Handling wie ein Vierspänner, Verbrauch wie ein Panzer

"Man muss beim Schnellfahren unbedingt Abstand halten", rät der Verkäufer. Es gibt weder Bremskraftverstärker noch Lenkhilfe, von ABS oder ESP ganz zu schweigen. Der erste von vier Gängen ist unsynchronisiert, muss also mit Gefühl eingelegt werden. Auch ansonsten fährt sich der Bentley eher ungewohnt: Handling wie ein Vierspänner, Wendekreis wie ein Lkw, Verbrauch wie ein Panzer – wer so ein Auto nutzt, tut es wie die Herrenfahrer des Empire der 30er: Mit Lederhandschuhen, roher Kraft und zum puren Vergnügen.

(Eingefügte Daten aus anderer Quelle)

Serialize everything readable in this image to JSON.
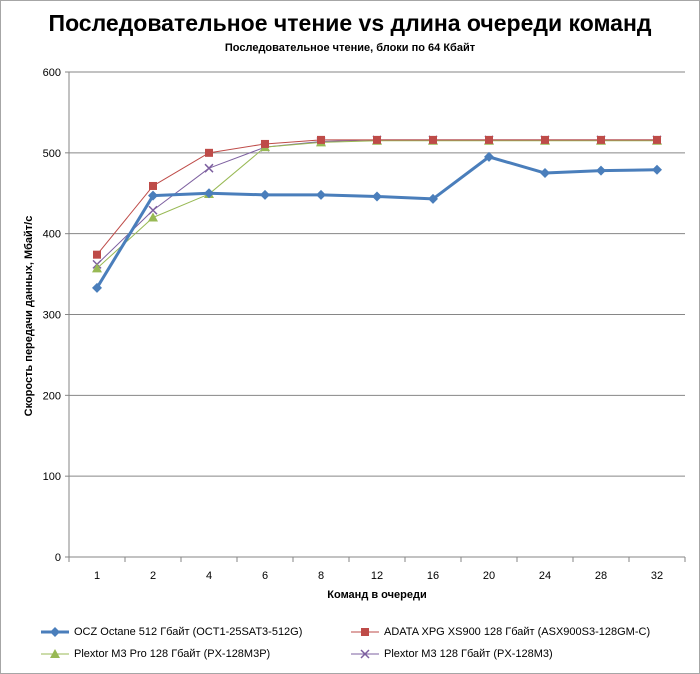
{
  "chart_data": {
    "type": "line",
    "title": "Последовательное чтение vs длина очереди команд",
    "subtitle": "Последовательное  чтение, блоки по 64 Кбайт",
    "xlabel": "Команд в очереди",
    "ylabel": "Скорость  передачи данных, Мбайт/с",
    "categories": [
      "1",
      "2",
      "4",
      "6",
      "8",
      "12",
      "16",
      "20",
      "24",
      "28",
      "32"
    ],
    "ylim": [
      0,
      600
    ],
    "yticks": [
      0,
      100,
      200,
      300,
      400,
      500,
      600
    ],
    "grid": "horizontal",
    "legend_position": "bottom",
    "series": [
      {
        "name": "OCZ Octane 512 Гбайт (OCT1-25SAT3-512G)",
        "color": "#4a7ebb",
        "marker": "diamond",
        "values": [
          333,
          447,
          450,
          448,
          448,
          446,
          443,
          495,
          475,
          478,
          479
        ]
      },
      {
        "name": "ADATA  XPG XS900 128 Гбайт (ASX900S3-128GM-C)",
        "color": "#be4b48",
        "marker": "square",
        "values": [
          374,
          459,
          500,
          511,
          516,
          516,
          516,
          516,
          516,
          516,
          516
        ]
      },
      {
        "name": "Plextor M3 Pro 128 Гбайт (PX-128M3P)",
        "color": "#98b954",
        "marker": "triangle",
        "values": [
          357,
          420,
          449,
          507,
          513,
          515,
          515,
          515,
          515,
          515,
          515
        ]
      },
      {
        "name": "Plextor M3 128 Гбайт (PX-128M3)",
        "color": "#7d60a0",
        "marker": "x",
        "values": [
          362,
          429,
          481,
          507,
          514,
          516,
          516,
          516,
          516,
          516,
          516
        ]
      }
    ]
  }
}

Dass es auch wirklich ein Bentley ist und keine verwässerte "Soße nach Art...", verdankt Racing Green dem toleranten Verwalter der Bentley-Hinterlassenschaft: Hüter der glorreichen Historie ist nämlich der Bentley Drivers Club – die Marke selbst wurde 1998 vom VW-Konzern gekauft. Der Club führt das Register aller Bentleys bis Übernahme weiter, in das auch die rekreierten Autos mit Hilfe eines kleinen Tricks aufgenommen werden: Das Chassis von 1951 besitzt eine solche Registernummer. Das "rettet" den Titel und erlaubt Racing Green, seine Produkte mit Bentley-Logo zu garnieren. Wer jetzt befürchtet, die Manufaktur überschwemmt den Markt mit Nachbauten, sei beruhigt: Fünf Jahre basteln die Gentlemen in Wales an einem Le Mans Eight, die Lieferzeit beträgt derzeit knapp zehn Jahre... Damit ist die Arbeit der ehrenwerten Stellmacher, Dreher und Blechschmiede folglich eher dem Kunsthandwerk zuzuordnen. Und das erklärt auch den aufgerufenen Preis für diesen alten und zugleich neuen Oldtimer.